When speaking to a veterinarian on the phone or in person, provide as much detail as possible about the incident, including the approximate amount of onion ingested; the type and form of onion ingested; and the time of ingestion. This will help the veterinarian in deciding the most appropriate course of action.

Call Pet Poison Control

It’s also recommended that you or your veterinarian call a veterinary poison control hotline, like the ones below, to speak to a poison control expert about how best to treat your cat.

  • American Society for the Prevention of Animals (ASPCA) Animal Poison Control Center:(888) 426-4435
  • Pet Poison Helpline:(855) 764-7661

Get Your Cat Treatment

Depending on various factors, your cat’s veterinary treatment may include some or all of the following:

  • Induced vomiting (to remove any onion left in the stomach)
  • Activated charcoal or other detoxification therapies (to reduce the amount of toxin absorbed into the bloodstream)
  • A blood transfusion
  • Medications to support symptoms and secondary conditions
  • IV fluids
  • Supplemental oxygen

The good news is that the prognosis is generally good if medical attention is promptly sought. Outcomes are less favorable, however, in cats who are severely affected by anemia and liver failure, as well as cats who don’t get prompt treatment.

How Do I Prevent My Cat from Eating Onions?

Cats are naturally curious creatures, so preventing them from eating onions involves a combination of safe storage, vigilance and education.

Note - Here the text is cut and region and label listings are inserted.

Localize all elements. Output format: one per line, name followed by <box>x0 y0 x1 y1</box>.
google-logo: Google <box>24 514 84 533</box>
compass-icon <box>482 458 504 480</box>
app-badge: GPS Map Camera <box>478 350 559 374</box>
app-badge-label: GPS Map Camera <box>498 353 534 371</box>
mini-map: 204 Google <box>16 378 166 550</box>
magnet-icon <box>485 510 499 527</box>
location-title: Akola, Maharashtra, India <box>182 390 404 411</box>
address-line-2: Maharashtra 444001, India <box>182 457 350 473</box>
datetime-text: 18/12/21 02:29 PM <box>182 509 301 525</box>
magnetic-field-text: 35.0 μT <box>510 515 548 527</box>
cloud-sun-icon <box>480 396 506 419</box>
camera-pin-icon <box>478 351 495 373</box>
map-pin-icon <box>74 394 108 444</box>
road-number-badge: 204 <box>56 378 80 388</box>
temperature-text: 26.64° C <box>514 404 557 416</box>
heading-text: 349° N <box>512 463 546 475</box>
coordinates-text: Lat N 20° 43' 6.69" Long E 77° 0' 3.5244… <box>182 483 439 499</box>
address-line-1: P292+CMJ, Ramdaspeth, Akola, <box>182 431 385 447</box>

Here’s how to go about it:

  • Safe storage: Restricting access to onions, especially those cooked into foods, is key to protecting your kitty from onion toxicity. Onions and onion-containing foods should be stored out of your cat’s reach. Consider using sealed containers or placing them in cupboards and drawers your cat can’t access.
  • Awareness during cooking: While preparing meals, don’t leave onions or onion-containing foods unattended, as your cat might jump on the counter and sneak a taste while you’re not looking. Also, watch for dropped pieces of onion that your cat might snatch. After cooking, ensure any remnants or peels are immediately disposed of in a secure trash bin.
  • Vigilance while eating: If you’re consuming a dish with onions, don’t leave your food unattended. This ensures your cat won’t steal a bite. Also, be sure to promptly store or throw away leftover foods containing onions.
  • Education: If you live with family members, roommates or have guests over, inform them about the dangers of feeding cats onions. Many people aren’t aware of the specific dietary risks certain foods pose to cats, so a gentle reminder can go a long way.
While onions are firmly off the menu for our feline friends, there are several veggies that cats can enjoy in moderation, from steamed broccoli to small pieces of cooked carrot. As always, consult with your veterinarian before incorporating new foods into your cat’s diet.